За ужином я могла говорить только о предстоящей поездке. Воображать, как буду вести деловые переговоры, и прикидывать, на что потрачу пять тысяч долларов по возвращении. Маришка слушала молча, на лице ее застыло какое-то новое, мне пока непонятное выражение.
Утром подруга провожала меня в аэропорт и помогала тащить огромный черный чемодан, с которым еще мои родители колесили по гарнизонам. И вдруг, совершенно неожиданно, Маришка заявила:
— А я уже рада, что ты на Дальний Восток летишь! Заодно Воропаева своего забудешь!
Я разозлилась.
— А мне незачем его забывать! Между прочим, он прислал мне письмо! И сразу после моего возвращения мы с ним встретимся!
— Воропаев?! — ахнула Маришка — А почему ты мне не сказала?
— Потому что знала, как ты отреагируешь!
— А как иначе? После всего, что было! Я же тебе говорила, не отвечай ему! Тебе это ничего кроме неприятностей не принесёт. Он законченный эгоист, и именно поэтому у него до сих пор нет ни жены, ни девушки. Поэтому, — не дала она возразить, — а вовсе не потому, что он всю жизнь, до сорока лет, ждал и искал тебя, Земляникину Асю.
Я чуть не задохнулась от возмущения. Да как она смеет так рассуждать?
— Знаешь что? По-моему, ты уж слишком плохо о нём думаешь! Наверное, это от отсутствия собственной личной жизни.
Маришка изменилась в лице.
— А разве для тебя важно, что я думаю?
— Ну конечно важно. Я очень ценю твои советы, но в данной ситуации…
— В данной ситуации у тебя есть другие советчики, да?! У тебя вообще теперь другие друзья!
И она побежала вон из здания аэровокзала, даже не обняв меня на прощание.
Я смотрела в след хрупкой светловолосой фигурке.
И вдруг защемило сердце. Да ведь она мой единственный друг… По крайней мере, была моим единственным другом.

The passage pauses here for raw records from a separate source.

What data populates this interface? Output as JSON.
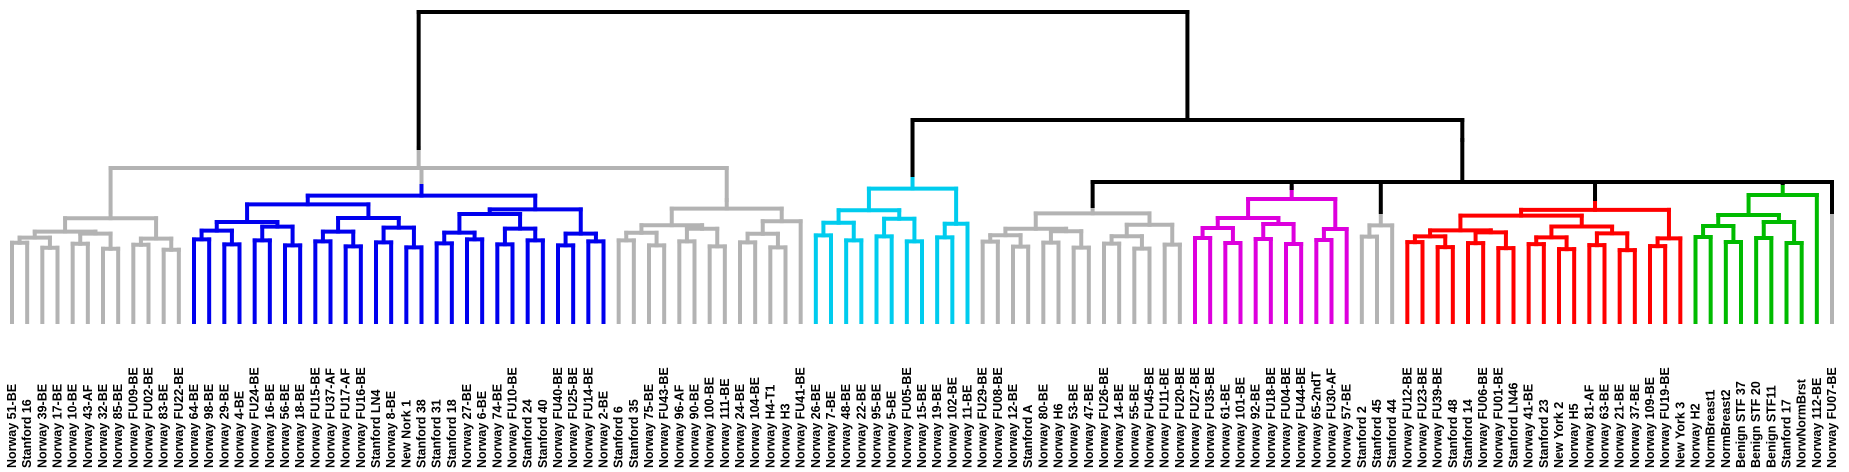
{
  "leaves": [
    {
      "label": "Norway 51-BE",
      "group": "gray"
    },
    {
      "label": "Stanford 16",
      "group": "gray"
    },
    {
      "label": "Norway 39-BE",
      "group": "gray"
    },
    {
      "label": "Norway 17-BE",
      "group": "gray"
    },
    {
      "label": "Norway 10-BE",
      "group": "gray"
    },
    {
      "label": "Norway 43-AF",
      "group": "gray"
    },
    {
      "label": "Norway 32-BE",
      "group": "gray"
    },
    {
      "label": "Norway 85-BE",
      "group": "gray"
    },
    {
      "label": "Norway FU09-BE",
      "group": "gray"
    },
    {
      "label": "Norway FU02-BE",
      "group": "gray"
    },
    {
      "label": "Norway 83-BE",
      "group": "gray"
    },
    {
      "label": "Norway FU22-BE",
      "group": "gray"
    },
    {
      "label": "Norway 64-BE",
      "group": "blue"
    },
    {
      "label": "Norway 98-BE",
      "group": "blue"
    },
    {
      "label": "Norway 29-BE",
      "group": "blue"
    },
    {
      "label": "Norway 4-BE",
      "group": "blue"
    },
    {
      "label": "Norway FU24-BE",
      "group": "blue"
    },
    {
      "label": "Norway 16-BE",
      "group": "blue"
    },
    {
      "label": "Norway 56-BE",
      "group": "blue"
    },
    {
      "label": "Norway 18-BE",
      "group": "blue"
    },
    {
      "label": "Norway FU15-BE",
      "group": "blue"
    },
    {
      "label": "Norway FU37-AF",
      "group": "blue"
    },
    {
      "label": "Norway FU17-AF",
      "group": "blue"
    },
    {
      "label": "Norway FU16-BE",
      "group": "blue"
    },
    {
      "label": "Stanford LN4",
      "group": "blue"
    },
    {
      "label": "Norway 8-BE",
      "group": "blue"
    },
    {
      "label": "New Nork 1",
      "group": "blue"
    },
    {
      "label": "Stanford 38",
      "group": "blue"
    },
    {
      "label": "Stanford 31",
      "group": "blue"
    },
    {
      "label": "Stanford 18",
      "group": "blue"
    },
    {
      "label": "Norway 27-BE",
      "group": "blue"
    },
    {
      "label": "Norway 6-BE",
      "group": "blue"
    },
    {
      "label": "Norway 74-BE",
      "group": "blue"
    },
    {
      "label": "Norway FU10-BE",
      "group": "blue"
    },
    {
      "label": "Stanford 24",
      "group": "blue"
    },
    {
      "label": "Stanford 40",
      "group": "blue"
    },
    {
      "label": "Norway FU40-BE",
      "group": "blue"
    },
    {
      "label": "Norway FU25-BE",
      "group": "blue"
    },
    {
      "label": "Norway FU14-BE",
      "group": "blue"
    },
    {
      "label": "Norway 2-BE",
      "group": "blue"
    },
    {
      "label": "Stanford 6",
      "group": "gray"
    },
    {
      "label": "Stanford 35",
      "group": "gray"
    },
    {
      "label": "Norway 75-BE",
      "group": "gray"
    },
    {
      "label": "Norway FU43-BE",
      "group": "gray"
    },
    {
      "label": "Norway 96-AF",
      "group": "gray"
    },
    {
      "label": "Norway 90-BE",
      "group": "gray"
    },
    {
      "label": "Norway 100-BE",
      "group": "gray"
    },
    {
      "label": "Norway 111-BE",
      "group": "gray"
    },
    {
      "label": "Norway 24-BE",
      "group": "gray"
    },
    {
      "label": "Norway 104-BE",
      "group": "gray"
    },
    {
      "label": "Norway H4-T1",
      "group": "gray"
    },
    {
      "label": "Norway H3",
      "group": "gray"
    },
    {
      "label": "Norway FU41-BE",
      "group": "gray"
    },
    {
      "label": "Norway 26-BE",
      "group": "cyan"
    },
    {
      "label": "Norway 7-BE",
      "group": "cyan"
    },
    {
      "label": "Norway 48-BE",
      "group": "cyan"
    },
    {
      "label": "Norway 22-BE",
      "group": "cyan"
    },
    {
      "label": "Norway 95-BE",
      "group": "cyan"
    },
    {
      "label": "Norway 5-BE",
      "group": "cyan"
    },
    {
      "label": "Norway FU05-BE",
      "group": "cyan"
    },
    {
      "label": "Norway 15-BE",
      "group": "cyan"
    },
    {
      "label": "Norway 19-BE",
      "group": "cyan"
    },
    {
      "label": "Norway 102-BE",
      "group": "cyan"
    },
    {
      "label": "Norway 11-BE",
      "group": "cyan"
    },
    {
      "label": "Norway FU29-BE",
      "group": "gray"
    },
    {
      "label": "Norway FU08-BE",
      "group": "gray"
    },
    {
      "label": "Norway 12-BE",
      "group": "gray"
    },
    {
      "label": "Stanford A",
      "group": "gray"
    },
    {
      "label": "Norway 80-BE",
      "group": "gray"
    },
    {
      "label": "Norway H6",
      "group": "gray"
    },
    {
      "label": "Norway 53-BE",
      "group": "gray"
    },
    {
      "label": "Norway 47-BE",
      "group": "gray"
    },
    {
      "label": "Norway FU26-BE",
      "group": "gray"
    },
    {
      "label": "Norway 14-BE",
      "group": "gray"
    },
    {
      "label": "Norway 55-BE",
      "group": "gray"
    },
    {
      "label": "Norway FU45-BE",
      "group": "gray"
    },
    {
      "label": "Norway FU11-BE",
      "group": "gray"
    },
    {
      "label": "Norway FU20-BE",
      "group": "gray"
    },
    {
      "label": "Norway FU27-BE",
      "group": "magenta"
    },
    {
      "label": "Norway FU35-BE",
      "group": "magenta"
    },
    {
      "label": "Norway 61-BE",
      "group": "magenta"
    },
    {
      "label": "Norway 101-BE",
      "group": "magenta"
    },
    {
      "label": "Norway 92-BE",
      "group": "magenta"
    },
    {
      "label": "Norway FU18-BE",
      "group": "magenta"
    },
    {
      "label": "Norway FU04-BE",
      "group": "magenta"
    },
    {
      "label": "Norway FU44-BE",
      "group": "magenta"
    },
    {
      "label": "Norway 65-2ndT",
      "group": "magenta"
    },
    {
      "label": "Norway FU30-AF",
      "group": "magenta"
    },
    {
      "label": "Norway 57-BE",
      "group": "magenta"
    },
    {
      "label": "Stanford 2",
      "group": "gray"
    },
    {
      "label": "Stanford 45",
      "group": "gray"
    },
    {
      "label": "Stanford 44",
      "group": "gray"
    },
    {
      "label": "Norway FU12-BE",
      "group": "red"
    },
    {
      "label": "Norway FU23-BE",
      "group": "red"
    },
    {
      "label": "Norway FU39-BE",
      "group": "red"
    },
    {
      "label": "Stanford 48",
      "group": "red"
    },
    {
      "label": "Stanford 14",
      "group": "red"
    },
    {
      "label": "Norway FU06-BE",
      "group": "red"
    },
    {
      "label": "Norway FU01-BE",
      "group": "red"
    },
    {
      "label": "Stanford LN46",
      "group": "red"
    },
    {
      "label": "Norway 41-BE",
      "group": "red"
    },
    {
      "label": "Stanford 23",
      "group": "red"
    },
    {
      "label": "New York 2",
      "group": "red"
    },
    {
      "label": "Norway H5",
      "group": "red"
    },
    {
      "label": "Norway 81-AF",
      "group": "red"
    },
    {
      "label": "Norway 63-BE",
      "group": "red"
    },
    {
      "label": "Norway 21-BE",
      "group": "red"
    },
    {
      "label": "Norway 37-BE",
      "group": "red"
    },
    {
      "label": "Norway 109-BE",
      "group": "red"
    },
    {
      "label": "Norway FU19-BE",
      "group": "red"
    },
    {
      "label": "New York 3",
      "group": "red"
    },
    {
      "label": "Norway H2",
      "group": "green"
    },
    {
      "label": "NormBreast1",
      "group": "green"
    },
    {
      "label": "NormBreast2",
      "group": "green"
    },
    {
      "label": "Benign STF 37",
      "group": "green"
    },
    {
      "label": "Benign STF 20",
      "group": "green"
    },
    {
      "label": "Benign STF11",
      "group": "green"
    },
    {
      "label": "Stanford 17",
      "group": "green"
    },
    {
      "label": "NorwNormBrst",
      "group": "green"
    },
    {
      "label": "Norway 112-BE",
      "group": "green"
    },
    {
      "label": "Norway FU07-BE",
      "group": "gray"
    }
  ],
  "colors": {
    "gray": "#b3b3b3",
    "blue": "#0000ee",
    "cyan": "#00ccee",
    "magenta": "#dd00dd",
    "red": "#ff0000",
    "green": "#00bb00",
    "backbone": "#000000"
  }
}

Неужели все может измениться вот так, в одно мгновение, из-за какой-то глупой ревности?
На второй неделе жизни в общежитии однокурсник Лёшка стал уговаривать меня пойти посмотреть фильм к его соседке (мне компьютер ещё не переслали, а у Лёшки его и вовсе не было). Я уверяла его, что это неудобно, потому что, во-первых, время позднее, а во-вторых, его соседка меня знать не знает. Он назвал приведённые аргументы великосветскими амбициями и сообщил, что очень хочет, чтобы я посмотрела этот фильм, потому что чем-то напоминаю ему главную героиню. Я ненавижу снобизм и обожаю тайны. Поэтому замолчала. Но когда мы колотились ключами в дверь блока 1301, дискомфорт всё же присутствовал. Мы взяли с собой Лёшкины стулья (он объяснил мне, что в гости ходить следует со своими стульями, потому что они здесь в большом дефиците) и гитару (он сказал, что будет петь нам свои новые песни и те, что я ещё не слышала).
Открыла стройная светловолосая девушка. Таких прекрасных голубых глаз я прежде не видела. Она встретила меня так, как будто знала всю жизнь. Мы смотрели фильм «Ванильное небо», время от времени жали на паузу и принимались спорить. А потом уселись на пол, и Лёшка взял в руки гитару.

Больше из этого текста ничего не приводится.